The chain rule is an essential tool for differentiating composite functions. Composite functions are functions nested within each other, like in the function given: \( f(x) = (x^3 - 6)^4 \). If we consider this as a function \(g\) inside another function \(h\), then \(g(x) = x^3 - 6\) and \(h(u) = u^4\), where \(u = g(x)\).
The chain rule states that the derivative of \(h(g(x))\) is the derivative of \(h(u)\) with respect to \(u\), times the derivative of \(g(x)\) with respect to \(x\). This looks like:

• Derivative of the outer function: \(h'(u) = 4u^3\)
• Derivative of the inner function: \(g'(x) = 3x^2\)
• Apply the chain rule: \(f'(x) = 4(x^3 - 6)^3 \, (3x^2)\)

The chain rule helps simplify the process of handling and differentiating these complicated functions with nested layers.

The product rule is employed when differentiating functions that are products of two separate functions. For example, when finding the second derivative in the given problem, we encountered \(f'(x) = 12x^2(x^3 - 6)^3\).
In this scenario, think of these as two functions, \(u\) and \(v\), where \(u(x) = 12x^2\) and \(v(x) = (x^3 - 6)^3\). The product rule states that to differentiate \(u(x)v(x)\), you do:

• \( (uv)' = u'v + uv' \)
• \( u'(x) = 24x \)
• \( v'(x) = 3(x^3 - 6)^2 \, (3x^2) \)

Using the product rule, this simplifies to: \[ f''(x) = 24x(x^3 - 6)^3 + 12x^2 \cdot 3(x^3 - 6)^2 \cdot 3x^2 \]The product rule ensures each part of the product is considered and accurately differentiated, maintaining the integrity of the function.

Higher-order derivatives involve finding the second, third, or even higher derivatives of a function. These derivatives reveal information about the behavior and curvature of the function at various points.
In the given exercise, the third derivative \(f'''(x)\) is found by differentiating the second derivative \(f''(x) = 36x(x^3 - 6)^2 \cdot (x^2 + 4x^4)\).

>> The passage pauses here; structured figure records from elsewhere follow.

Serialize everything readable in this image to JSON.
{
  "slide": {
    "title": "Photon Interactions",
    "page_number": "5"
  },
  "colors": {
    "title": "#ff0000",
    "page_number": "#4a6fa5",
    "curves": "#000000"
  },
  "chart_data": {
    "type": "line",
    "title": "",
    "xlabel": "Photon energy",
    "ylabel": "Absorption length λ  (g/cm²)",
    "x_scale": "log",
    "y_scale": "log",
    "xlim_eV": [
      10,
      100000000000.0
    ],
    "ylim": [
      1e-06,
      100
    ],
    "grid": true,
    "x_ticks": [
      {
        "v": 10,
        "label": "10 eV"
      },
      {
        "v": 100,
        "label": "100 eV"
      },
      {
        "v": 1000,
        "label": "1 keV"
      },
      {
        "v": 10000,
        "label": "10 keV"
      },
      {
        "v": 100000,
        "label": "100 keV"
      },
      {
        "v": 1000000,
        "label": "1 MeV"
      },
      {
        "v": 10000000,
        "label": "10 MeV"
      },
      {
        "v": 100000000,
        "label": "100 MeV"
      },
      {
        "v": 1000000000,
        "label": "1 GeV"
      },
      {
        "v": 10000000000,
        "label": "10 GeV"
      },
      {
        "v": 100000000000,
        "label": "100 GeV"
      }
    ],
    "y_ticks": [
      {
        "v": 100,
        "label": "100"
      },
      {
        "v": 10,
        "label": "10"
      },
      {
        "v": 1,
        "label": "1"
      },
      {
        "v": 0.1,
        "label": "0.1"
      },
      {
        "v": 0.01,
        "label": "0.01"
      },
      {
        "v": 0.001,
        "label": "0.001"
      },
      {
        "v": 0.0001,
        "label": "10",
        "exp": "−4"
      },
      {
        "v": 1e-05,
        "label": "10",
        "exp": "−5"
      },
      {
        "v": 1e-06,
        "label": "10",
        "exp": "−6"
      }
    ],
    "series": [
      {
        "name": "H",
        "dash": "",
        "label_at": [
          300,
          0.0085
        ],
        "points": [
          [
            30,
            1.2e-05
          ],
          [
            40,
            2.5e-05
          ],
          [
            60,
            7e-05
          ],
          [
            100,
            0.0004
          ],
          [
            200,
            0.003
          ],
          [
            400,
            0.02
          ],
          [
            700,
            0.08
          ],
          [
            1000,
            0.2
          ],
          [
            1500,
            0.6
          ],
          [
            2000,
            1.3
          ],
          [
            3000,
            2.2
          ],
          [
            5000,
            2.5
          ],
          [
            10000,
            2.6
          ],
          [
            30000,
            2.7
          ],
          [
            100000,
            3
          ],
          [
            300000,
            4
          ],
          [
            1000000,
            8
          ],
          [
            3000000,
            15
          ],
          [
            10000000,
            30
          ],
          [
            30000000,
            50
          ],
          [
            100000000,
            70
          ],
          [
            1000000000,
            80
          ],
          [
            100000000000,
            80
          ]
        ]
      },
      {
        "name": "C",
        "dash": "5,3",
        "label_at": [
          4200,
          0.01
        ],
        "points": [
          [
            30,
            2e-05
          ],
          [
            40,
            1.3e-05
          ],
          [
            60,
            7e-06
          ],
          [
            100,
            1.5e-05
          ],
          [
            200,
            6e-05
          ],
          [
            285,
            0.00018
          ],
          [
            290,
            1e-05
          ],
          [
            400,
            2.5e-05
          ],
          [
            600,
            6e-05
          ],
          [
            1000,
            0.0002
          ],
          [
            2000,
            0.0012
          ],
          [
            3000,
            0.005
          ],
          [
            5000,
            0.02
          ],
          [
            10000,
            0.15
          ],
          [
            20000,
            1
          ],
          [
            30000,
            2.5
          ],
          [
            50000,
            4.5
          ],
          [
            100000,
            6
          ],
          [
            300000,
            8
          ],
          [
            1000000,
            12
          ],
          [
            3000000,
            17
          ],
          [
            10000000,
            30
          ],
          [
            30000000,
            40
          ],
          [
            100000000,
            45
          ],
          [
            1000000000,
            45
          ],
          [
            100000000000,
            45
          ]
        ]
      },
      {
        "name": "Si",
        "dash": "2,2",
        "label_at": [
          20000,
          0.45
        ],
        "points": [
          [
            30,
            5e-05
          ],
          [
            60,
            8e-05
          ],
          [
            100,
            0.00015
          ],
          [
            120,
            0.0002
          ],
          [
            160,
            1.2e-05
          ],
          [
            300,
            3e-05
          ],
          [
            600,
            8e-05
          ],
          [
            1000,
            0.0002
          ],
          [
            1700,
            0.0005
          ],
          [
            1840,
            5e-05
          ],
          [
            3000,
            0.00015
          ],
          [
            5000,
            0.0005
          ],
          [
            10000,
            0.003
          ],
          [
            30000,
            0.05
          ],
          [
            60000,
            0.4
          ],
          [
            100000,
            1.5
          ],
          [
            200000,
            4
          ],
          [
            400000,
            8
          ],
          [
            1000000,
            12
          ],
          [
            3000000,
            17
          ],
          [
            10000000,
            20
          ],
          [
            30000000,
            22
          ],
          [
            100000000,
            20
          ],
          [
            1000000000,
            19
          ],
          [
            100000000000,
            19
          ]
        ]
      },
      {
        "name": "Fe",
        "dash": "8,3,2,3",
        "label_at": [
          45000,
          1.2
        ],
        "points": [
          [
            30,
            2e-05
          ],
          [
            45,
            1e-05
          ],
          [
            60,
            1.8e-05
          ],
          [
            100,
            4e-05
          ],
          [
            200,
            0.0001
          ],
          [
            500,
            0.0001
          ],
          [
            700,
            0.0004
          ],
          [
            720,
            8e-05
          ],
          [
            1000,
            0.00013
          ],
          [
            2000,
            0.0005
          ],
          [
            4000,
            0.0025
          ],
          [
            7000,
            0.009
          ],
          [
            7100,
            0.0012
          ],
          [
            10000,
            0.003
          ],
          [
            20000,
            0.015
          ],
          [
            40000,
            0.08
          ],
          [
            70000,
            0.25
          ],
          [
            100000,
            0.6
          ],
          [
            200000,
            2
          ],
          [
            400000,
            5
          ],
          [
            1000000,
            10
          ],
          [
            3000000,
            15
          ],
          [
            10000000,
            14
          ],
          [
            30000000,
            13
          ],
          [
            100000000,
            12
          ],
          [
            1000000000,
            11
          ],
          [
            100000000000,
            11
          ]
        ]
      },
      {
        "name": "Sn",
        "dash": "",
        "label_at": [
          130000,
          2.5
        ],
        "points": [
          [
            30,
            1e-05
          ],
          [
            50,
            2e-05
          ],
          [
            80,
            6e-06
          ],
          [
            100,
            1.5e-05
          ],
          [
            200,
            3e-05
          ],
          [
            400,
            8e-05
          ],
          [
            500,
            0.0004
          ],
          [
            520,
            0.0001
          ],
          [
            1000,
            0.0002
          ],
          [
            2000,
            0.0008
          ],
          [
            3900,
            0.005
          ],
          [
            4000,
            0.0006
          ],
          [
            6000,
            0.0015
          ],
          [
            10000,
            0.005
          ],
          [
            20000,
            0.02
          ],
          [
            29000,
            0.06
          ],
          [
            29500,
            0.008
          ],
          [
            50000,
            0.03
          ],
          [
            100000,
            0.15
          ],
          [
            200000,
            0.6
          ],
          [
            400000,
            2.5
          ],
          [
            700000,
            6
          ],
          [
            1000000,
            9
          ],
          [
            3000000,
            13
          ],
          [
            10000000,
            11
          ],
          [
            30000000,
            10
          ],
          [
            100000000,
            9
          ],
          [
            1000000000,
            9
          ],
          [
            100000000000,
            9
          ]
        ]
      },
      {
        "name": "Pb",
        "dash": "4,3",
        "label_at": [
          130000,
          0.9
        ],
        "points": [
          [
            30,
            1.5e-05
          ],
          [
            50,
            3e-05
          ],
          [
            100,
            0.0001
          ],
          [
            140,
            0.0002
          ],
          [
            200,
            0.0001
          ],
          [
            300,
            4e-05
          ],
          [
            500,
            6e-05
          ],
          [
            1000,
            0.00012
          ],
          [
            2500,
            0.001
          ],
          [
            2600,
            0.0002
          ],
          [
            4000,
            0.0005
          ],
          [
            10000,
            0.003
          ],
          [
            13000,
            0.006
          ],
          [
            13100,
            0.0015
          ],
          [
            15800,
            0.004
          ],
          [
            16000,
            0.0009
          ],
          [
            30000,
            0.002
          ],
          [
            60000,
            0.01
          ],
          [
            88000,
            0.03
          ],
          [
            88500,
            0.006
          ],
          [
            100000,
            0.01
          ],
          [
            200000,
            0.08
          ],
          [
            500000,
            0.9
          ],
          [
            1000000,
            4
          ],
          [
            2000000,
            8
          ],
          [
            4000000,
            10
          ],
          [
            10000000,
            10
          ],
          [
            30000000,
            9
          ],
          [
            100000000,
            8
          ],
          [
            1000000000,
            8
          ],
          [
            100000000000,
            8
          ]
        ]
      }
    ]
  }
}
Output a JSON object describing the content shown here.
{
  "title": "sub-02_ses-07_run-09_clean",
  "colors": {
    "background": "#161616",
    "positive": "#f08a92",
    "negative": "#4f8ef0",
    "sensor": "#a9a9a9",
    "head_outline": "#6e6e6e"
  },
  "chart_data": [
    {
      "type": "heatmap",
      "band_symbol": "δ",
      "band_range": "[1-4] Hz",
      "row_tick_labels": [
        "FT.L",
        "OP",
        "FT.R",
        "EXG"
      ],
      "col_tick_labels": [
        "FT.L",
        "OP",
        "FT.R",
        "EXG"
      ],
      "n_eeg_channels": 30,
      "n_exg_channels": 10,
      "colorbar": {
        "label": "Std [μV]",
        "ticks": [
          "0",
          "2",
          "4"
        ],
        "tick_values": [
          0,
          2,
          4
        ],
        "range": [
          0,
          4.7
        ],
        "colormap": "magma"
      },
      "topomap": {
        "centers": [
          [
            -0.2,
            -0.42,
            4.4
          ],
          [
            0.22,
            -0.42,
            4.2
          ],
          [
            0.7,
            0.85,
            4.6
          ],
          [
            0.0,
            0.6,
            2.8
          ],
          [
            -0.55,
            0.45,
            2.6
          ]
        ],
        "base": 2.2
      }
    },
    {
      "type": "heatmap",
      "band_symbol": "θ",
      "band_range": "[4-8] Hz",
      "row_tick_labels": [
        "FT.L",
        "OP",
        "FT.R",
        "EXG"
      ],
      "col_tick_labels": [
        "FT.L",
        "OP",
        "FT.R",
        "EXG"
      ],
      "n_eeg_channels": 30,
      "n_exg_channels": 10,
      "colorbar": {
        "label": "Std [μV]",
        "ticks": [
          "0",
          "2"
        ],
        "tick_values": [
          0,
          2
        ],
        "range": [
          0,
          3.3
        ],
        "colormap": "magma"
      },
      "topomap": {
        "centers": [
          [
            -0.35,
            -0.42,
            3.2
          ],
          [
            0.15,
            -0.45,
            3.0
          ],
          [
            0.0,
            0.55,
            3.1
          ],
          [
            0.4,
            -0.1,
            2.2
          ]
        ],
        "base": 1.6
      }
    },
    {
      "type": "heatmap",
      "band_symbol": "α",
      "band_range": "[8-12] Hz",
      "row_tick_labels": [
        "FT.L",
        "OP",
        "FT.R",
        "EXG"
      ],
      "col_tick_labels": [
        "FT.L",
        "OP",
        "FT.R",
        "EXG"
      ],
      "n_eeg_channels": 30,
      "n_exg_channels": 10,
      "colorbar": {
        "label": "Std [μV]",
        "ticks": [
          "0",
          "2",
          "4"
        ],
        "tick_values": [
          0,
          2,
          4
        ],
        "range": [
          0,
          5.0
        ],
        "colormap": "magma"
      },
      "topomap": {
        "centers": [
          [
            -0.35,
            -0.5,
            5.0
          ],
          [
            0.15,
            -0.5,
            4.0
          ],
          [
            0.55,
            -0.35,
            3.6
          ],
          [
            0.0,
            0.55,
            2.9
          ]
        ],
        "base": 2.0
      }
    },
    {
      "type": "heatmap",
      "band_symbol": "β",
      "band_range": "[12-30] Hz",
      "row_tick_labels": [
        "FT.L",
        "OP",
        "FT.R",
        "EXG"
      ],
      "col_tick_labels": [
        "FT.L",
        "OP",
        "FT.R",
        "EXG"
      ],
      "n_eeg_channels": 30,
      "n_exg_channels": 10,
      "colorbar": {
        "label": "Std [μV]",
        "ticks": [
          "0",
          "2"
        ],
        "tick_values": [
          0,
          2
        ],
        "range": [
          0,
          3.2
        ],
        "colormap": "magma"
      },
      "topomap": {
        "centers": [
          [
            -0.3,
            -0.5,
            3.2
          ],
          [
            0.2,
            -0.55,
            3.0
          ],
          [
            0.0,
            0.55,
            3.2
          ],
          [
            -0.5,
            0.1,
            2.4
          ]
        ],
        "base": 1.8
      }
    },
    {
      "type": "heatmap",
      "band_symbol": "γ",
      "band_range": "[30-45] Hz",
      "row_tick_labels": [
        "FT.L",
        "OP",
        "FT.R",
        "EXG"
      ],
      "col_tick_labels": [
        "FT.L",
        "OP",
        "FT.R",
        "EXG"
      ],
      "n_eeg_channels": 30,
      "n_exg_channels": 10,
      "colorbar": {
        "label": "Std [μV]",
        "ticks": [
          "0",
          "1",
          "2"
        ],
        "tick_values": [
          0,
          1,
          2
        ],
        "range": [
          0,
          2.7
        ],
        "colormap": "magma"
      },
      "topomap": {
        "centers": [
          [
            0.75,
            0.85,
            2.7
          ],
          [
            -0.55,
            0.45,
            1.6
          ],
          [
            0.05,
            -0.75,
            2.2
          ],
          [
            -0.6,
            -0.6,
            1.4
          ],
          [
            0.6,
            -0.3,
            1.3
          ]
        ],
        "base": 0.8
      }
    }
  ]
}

In this step:

• Carefully apply both the product and chain rules again.
• Ensure each differentiation process is followed correctly.
• The result gives the third derivative: \( f'''(x) = 36(x^3-6)^2 \cdot (30x^4 + 28x^2 - 3) \)

Having the third derivative helps understand how the rate of change of the rate of change (acceleration, for instance) behaves. It’s particularly valuable in physics and dynamics studies where such details are crucial.